Ketua DPRD Kobar Mulyadin berbisik, deal KUA-PPAS sebagai keliru Esa tahapan Krusial internal penyusunan APBD 2027. Menurutmu, pembahasan dikerjakan hasilkan menjamin arah aturan anggaran meraih membalas kebutuhan pembangunan dan kepentingan masyarakat Kobar.
“Pembahasan KUA dan PPAS ini merupakan bentuk sinergi antara DPRD dan rezim area internal memutuskan prioritas pembangunan serta arah penggunaan anggaran tahun 2027,” ujar Mulyadin, Senin (3/8/2026).
internal deal tersebut, pendapatan area kobar tahun anggaran 2027 diproyeksikan meraih Rp1.415.016.235.000. Nomor tersebut melonjak Rp16,36 miliar dinilai pendapatan area pada APBD 2026 Nan sebesar Rp1.398.654.956.000.
Fana itu, pendapatan Orisinil area (PAD) di proyeksikan sebesar Rp442.947.794.000. ukur tersebut merasakan penurunan Sekeliling Rp8,57 miliar dinilai PAD 2026 Nan meraih Rp451.515.734.000.
Dari sisi lain, pendapatan transfer di proyeksikan melonjak sebagai Rp972.068.441.000 atau melonjak Sekeliling Rp24,93 miliar dinilai tahun sebelum itu.
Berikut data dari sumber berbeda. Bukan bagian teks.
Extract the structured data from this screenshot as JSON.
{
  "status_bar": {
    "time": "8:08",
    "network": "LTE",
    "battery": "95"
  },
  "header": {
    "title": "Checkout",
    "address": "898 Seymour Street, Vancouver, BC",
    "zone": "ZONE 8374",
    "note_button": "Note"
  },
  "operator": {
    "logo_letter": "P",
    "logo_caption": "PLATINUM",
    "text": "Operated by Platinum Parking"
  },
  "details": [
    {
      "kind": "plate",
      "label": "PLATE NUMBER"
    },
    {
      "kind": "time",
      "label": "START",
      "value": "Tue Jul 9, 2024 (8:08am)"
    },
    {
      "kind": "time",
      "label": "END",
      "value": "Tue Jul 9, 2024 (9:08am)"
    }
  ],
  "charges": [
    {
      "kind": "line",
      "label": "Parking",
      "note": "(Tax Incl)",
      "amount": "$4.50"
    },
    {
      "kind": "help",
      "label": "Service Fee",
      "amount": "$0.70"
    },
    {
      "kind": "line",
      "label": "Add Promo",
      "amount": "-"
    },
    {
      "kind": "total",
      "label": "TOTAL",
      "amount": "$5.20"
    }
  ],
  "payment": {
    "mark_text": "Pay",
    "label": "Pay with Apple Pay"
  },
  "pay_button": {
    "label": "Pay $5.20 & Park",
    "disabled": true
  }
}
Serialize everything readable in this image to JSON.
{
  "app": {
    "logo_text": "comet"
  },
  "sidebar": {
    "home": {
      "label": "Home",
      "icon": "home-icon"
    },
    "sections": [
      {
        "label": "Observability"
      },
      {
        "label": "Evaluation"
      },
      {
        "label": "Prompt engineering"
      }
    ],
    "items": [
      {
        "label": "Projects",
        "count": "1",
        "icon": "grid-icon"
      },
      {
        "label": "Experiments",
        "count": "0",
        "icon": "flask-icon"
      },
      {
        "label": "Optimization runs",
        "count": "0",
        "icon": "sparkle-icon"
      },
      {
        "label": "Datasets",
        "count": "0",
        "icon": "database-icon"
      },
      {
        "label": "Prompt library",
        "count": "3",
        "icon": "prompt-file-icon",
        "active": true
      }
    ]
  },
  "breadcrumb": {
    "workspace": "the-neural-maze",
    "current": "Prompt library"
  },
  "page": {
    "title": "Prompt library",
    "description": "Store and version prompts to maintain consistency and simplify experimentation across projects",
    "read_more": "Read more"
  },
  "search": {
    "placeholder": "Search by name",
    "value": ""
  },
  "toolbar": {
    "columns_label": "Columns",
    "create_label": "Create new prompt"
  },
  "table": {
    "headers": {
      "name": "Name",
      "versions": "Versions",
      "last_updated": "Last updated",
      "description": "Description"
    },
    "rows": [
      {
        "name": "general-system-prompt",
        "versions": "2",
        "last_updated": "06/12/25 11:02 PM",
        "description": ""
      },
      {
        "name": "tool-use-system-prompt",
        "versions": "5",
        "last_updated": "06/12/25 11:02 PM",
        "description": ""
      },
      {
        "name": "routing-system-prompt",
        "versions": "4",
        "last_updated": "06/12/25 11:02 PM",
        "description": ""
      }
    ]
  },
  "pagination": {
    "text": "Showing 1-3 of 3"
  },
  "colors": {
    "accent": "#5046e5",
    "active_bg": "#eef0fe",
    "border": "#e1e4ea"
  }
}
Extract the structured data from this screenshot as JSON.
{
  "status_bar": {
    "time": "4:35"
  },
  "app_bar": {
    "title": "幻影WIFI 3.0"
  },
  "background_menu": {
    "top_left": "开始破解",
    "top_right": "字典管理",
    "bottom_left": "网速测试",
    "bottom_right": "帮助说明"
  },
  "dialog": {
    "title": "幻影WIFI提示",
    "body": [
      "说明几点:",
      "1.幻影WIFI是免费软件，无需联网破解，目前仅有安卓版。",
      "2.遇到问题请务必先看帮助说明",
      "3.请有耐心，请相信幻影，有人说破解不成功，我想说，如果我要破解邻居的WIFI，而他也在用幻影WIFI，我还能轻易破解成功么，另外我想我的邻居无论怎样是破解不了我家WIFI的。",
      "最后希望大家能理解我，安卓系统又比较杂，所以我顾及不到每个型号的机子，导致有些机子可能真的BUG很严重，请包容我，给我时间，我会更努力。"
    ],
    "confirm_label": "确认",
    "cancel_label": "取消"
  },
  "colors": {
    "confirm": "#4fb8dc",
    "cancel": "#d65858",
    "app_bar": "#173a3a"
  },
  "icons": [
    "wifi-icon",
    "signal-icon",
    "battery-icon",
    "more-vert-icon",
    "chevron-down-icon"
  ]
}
Kenaikan tersebut bersumber dari transfer rezim inti serta sebar output pajak profesi.
hasilkan belanja area, Pemkab turun dan DPRD menyepakati proyeksi sebesar Rp1.430.016.235.000. Anggaran tersebut merasakan peningkatan Sekeliling Rp1,36 miliar dinilai belanja area pada APBD 2026.
Wakil bupati kobar Suyanto berbisik, aturan anggaran 2027 diarahkan hasilkan menguatkan pembangunan Nan berakibat langsung terhadap masyarakat. Konsentrasi tersebut sejalan berbarengan tema pembangunan 2027, Merupakan pemerataan kualitas infrastruktur Asas infrastruktur ekonomi berkelanjutan hasilkan mempercepatkan pembangunan ekonomi inklusif.
Menurut Suyanto, sejumlah prioritas pembangunan diarahkan pada pemerataan infrastruktur Asas, penguatan konektivitas area, perlindungan sosial dan pelestarian kebudayaan, serta optimalisasi investasi produktif dan kerjasama lintas sektor mengembangkan kesempatan kerja.
“Melalui KUA dan PPAS ini, kita Mau menjamin program Nan sebagai prioritas presisi-presisi Mempunyai imbas dan Faedah Nan meraih dirasakan masyarakat,” ungkapan Suyanto.
Dari struktur pendapatan dan belanja tersebut, APBD Kobar 2027 merasakan defisit sebesar 15 miliar. Defisit tersebut akan ditutup melalui pembiayaan netto bersumber dari Residu perhitungan anggaran (SILPA) tahun sebelum itu.
Mulyadin menegaskan, deal KUA-PPAS bukanlah ujung dari tahapan penganggaran. catatan tersebut sebagai landasan sebar perangkat area internal merangkai agenda kerja dan anggaran (RKA) sebelum memasuki ke tahapan pembahasan agenda anggaran APBD Kobar tahun anggaran 2027. Iya semoga seluruh program Nan disusun tetap mengedepankan efektivitas anggaran, pemerataan pembangunan, dan Faedah Konkret sebar masyarakat.